The CEPHEUS trial evaluated quadruplet therapy in transplant-ineligible patients, revealing important insights about treatment benefits across different risk groups. The study enrolled 395 patients with equal randomization between D-VRd and VRd, focusing particularly on cytogenetic risk stratification. Traditional high-risk cytogenetics (deletion 17p, t[4;14], t[14;16]) represented only 50 patients (25 per arm), showing modest benefit from quadruplet therapy. When expanded to include 1q21 amplification, the high-risk group increased to 180 patients but surprisingly showed no additional benefit from daratumumab addition. The primary benefit appeared concentrated in standard-risk patients, contrasting with transplant-eligible trial results where high-risk patients derived substantial benefit from treatment intensification.

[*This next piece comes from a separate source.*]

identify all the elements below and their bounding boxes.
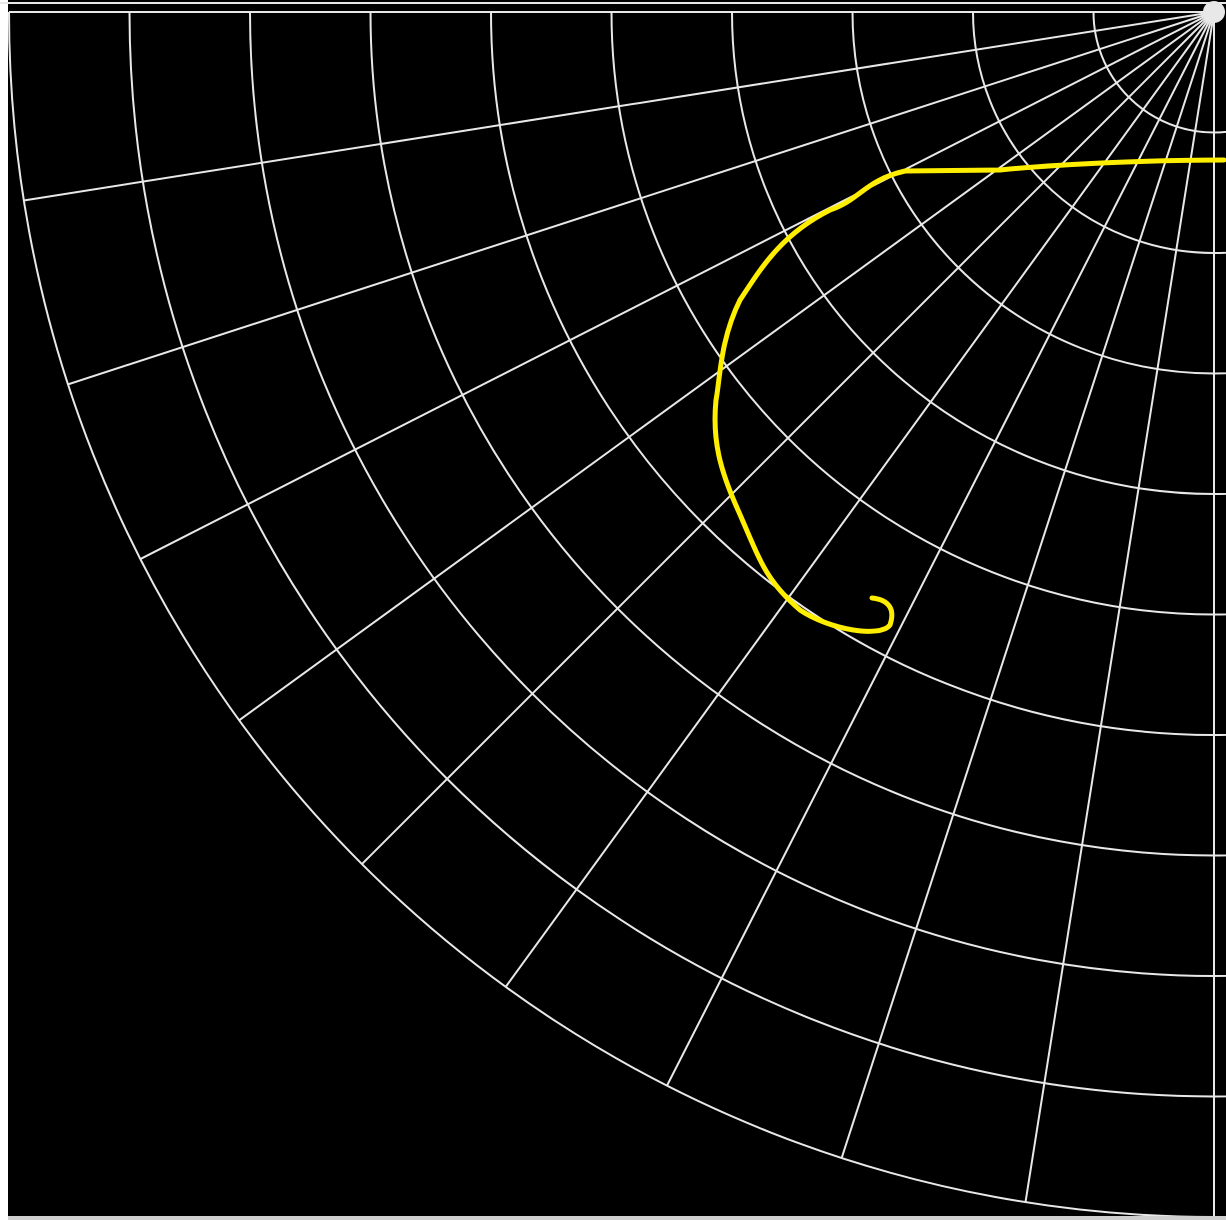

The CEPHEUS trial results highlight the complexity of treating transplant-ineligible patients with multiple myeloma, particularly regarding risk stratification and treatment selection. Although quadruplet therapy showed overall benefit, the lack of improvement in expanded high-risk cytogenetics patients raises questions about optimal treatment approaches for this population. Experts emphasize that transplant-ineligible patients represent a heterogeneous group including frail patients and those who defer transplant, requiring individualized treatment strategies. The trial’s findings suggest that standard-risk transplant-ineligible patients derive the most benefit from quadruplet intensification, whereas high-risk patients may require alternative approaches or more intensive regimens to achieve optimal outcomes in the absence of transplant consolidation.